We can all cook, can’t we?
If this is something you enjoy doing, then why not turn it into a business?
How many times have you prepared a pretty birthday cake for a girl or a themed cake for a boy for a friend who didn’t have the time for such things? Aren’t they always better than a supermarket cake – and personalised as well!
How about making a nutritious meal from scratch, is this something that happens in your home most days? Why not cater for others who would also like to eat healthy food but are not at home long enough to be able to do such things?
Equipment and rules
It stands to reason that when working as a cook or caterer you need a kitchen with an oven freezer, fridge and storage space. In some cases, you might need a seperate kitchen, so you would need to check.
You also need to be able to work without family pets wandering through or children under your feet. Above all health, hygiene and safety rules have to be observed and is as important as making a profit. The Food Standard Agency website shows what you need to do to get started.
This site also shows how ingredients have to be recorded and storages temperatures monitored when using food for resale.
Apart from observing hygiene requirements, you would need insurance just in case there is a problem with the food you serve your guests. It also covers any staff that are hired. If you have a mortgage you will need to notify the provider that you work from home. It’s not usually a problem unless the whole house is used for business. This would also affect the council tax on your property and possibly the future sale of the home.
Selling your wares
If speciality cakes, pies, sweets and similar foodstuffs is your thing, then there are many market stalls and craft fairs that accept food suppliers. You would need to be able to bake in bulk and transport it safely to the site as well as stand and sell to customers, engaging with them and encouraging then to sample your wares and buy. If you have a leaflet or a business card, even a label on the food packaging it will guide buyers to your website encouraging future sales.

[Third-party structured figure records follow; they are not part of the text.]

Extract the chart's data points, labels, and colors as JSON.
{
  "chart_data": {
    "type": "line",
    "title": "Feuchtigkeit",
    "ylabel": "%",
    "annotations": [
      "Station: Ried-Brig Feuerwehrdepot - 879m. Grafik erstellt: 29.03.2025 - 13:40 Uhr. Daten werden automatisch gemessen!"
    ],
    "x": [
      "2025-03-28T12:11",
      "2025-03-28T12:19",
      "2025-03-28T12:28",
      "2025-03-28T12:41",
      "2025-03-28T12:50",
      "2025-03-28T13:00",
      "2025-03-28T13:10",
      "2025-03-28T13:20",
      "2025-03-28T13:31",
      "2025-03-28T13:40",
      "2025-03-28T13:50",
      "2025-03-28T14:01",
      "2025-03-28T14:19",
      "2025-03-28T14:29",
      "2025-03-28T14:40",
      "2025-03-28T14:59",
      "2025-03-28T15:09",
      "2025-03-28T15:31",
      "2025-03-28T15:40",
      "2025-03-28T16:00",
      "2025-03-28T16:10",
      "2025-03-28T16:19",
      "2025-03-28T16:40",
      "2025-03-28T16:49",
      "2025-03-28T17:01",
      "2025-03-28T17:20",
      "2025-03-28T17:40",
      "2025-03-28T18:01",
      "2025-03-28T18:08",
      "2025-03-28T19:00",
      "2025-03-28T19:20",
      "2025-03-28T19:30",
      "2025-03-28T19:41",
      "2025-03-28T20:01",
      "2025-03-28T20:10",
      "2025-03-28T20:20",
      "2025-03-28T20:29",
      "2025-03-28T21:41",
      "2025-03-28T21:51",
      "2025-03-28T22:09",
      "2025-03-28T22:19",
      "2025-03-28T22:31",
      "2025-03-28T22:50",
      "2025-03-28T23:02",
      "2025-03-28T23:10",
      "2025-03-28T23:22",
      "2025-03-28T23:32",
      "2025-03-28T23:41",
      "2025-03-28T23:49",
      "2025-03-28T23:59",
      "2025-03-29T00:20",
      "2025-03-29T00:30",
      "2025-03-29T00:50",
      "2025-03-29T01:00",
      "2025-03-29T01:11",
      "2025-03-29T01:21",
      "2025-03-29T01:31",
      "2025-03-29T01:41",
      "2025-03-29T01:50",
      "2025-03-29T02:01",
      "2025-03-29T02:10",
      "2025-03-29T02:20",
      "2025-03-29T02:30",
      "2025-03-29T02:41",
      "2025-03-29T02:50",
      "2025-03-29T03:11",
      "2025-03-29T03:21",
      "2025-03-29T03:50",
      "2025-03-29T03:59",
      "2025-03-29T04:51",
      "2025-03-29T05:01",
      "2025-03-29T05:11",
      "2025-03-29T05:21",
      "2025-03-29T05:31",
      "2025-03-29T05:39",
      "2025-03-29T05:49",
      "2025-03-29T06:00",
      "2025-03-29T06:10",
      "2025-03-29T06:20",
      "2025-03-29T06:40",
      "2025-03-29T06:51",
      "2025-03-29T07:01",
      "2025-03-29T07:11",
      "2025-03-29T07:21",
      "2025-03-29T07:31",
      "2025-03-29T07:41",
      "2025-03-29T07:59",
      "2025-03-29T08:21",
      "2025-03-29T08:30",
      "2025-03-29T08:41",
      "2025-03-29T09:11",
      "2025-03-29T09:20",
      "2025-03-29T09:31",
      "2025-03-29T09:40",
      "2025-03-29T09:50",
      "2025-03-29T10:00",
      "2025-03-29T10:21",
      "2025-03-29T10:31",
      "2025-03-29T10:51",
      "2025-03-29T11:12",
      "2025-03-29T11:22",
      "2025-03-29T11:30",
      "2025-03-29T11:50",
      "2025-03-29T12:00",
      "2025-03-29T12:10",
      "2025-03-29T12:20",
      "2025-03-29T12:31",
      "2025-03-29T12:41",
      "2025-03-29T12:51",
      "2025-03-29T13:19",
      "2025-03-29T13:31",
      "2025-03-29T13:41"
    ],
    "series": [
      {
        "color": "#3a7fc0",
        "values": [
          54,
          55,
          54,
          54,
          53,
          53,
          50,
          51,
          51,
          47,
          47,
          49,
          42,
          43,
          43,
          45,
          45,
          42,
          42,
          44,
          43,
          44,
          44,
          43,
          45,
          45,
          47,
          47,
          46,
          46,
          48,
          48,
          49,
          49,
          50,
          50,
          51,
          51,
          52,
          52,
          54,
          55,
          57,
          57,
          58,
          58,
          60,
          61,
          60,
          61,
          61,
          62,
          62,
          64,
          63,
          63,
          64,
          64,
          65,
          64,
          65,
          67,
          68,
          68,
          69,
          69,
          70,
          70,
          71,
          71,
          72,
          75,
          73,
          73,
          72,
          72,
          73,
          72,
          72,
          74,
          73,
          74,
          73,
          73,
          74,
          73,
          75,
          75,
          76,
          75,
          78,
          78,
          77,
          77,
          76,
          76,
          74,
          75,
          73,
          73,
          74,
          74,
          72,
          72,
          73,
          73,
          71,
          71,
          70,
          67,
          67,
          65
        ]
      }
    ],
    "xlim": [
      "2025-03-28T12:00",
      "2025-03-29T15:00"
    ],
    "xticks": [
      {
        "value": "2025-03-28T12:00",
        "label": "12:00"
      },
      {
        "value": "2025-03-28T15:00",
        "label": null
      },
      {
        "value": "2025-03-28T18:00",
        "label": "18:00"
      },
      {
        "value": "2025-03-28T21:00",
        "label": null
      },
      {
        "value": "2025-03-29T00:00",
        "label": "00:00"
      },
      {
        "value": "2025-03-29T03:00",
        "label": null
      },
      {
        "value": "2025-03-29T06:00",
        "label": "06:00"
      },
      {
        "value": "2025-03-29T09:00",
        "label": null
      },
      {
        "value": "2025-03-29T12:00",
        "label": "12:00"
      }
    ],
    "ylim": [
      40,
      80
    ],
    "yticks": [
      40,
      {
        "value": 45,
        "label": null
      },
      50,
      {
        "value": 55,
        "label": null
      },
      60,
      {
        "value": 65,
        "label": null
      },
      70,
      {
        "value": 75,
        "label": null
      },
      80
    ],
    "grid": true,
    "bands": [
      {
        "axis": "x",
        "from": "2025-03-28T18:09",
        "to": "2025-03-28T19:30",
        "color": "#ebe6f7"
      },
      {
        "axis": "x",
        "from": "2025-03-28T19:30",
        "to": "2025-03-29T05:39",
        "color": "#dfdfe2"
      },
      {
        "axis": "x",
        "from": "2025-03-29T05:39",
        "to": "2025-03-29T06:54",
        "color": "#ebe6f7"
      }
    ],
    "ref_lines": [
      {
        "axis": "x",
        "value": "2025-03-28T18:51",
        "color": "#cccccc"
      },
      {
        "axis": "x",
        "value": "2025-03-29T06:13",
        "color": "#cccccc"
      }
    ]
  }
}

You may wish to specialise in local foods, perhaps there is a dish related to your location, a cake or some kind of confectionary. If this is the case speak to the tourist board and local tourist spots that can take your products and sell them for you on their premises.
Tea rooms and cafes would also be interested in well-cooked foods that can be delivered fresh each day. To be able to advertise that food prepared locally and made with local produce is a boon to business. Visit these businesses with your literature and a sample of the food you wish to sell. Do not turn up at the busiest time of the day but pick a time, perhaps late afternoon when they are starting to wind down. It may be that you have to leave samples to see if the customers are happy with your food, and more importantly it sells.
Outside catering is the name used when you cook in another person’s home or perhaps a larger venue. This could cover dinner parties, children’s birthday parties or even weddings. If you can cope with this hard work outside the home it is a very worthwhile business to run. Contact venues that are rented out for weddings, parties and corporate events and leave your card and details of your business.
Providing a service
Do your children have special diets, for example, due to lactose intolerance? Other families with the same problem would benefit from your expertise. Or how about commuters who don’t have time to cook fresh and wholesome food each night when they arrive home weary from their long day at work? You could supply meals that can be frozen and reheated, or perhaps even deliver them at a set time.
Cooking at home can be a time consuming job, very worthwhile but tiring. The support of the family would be very important if this project was to work for you. At the same time it is the chance to run a crafty little business from home.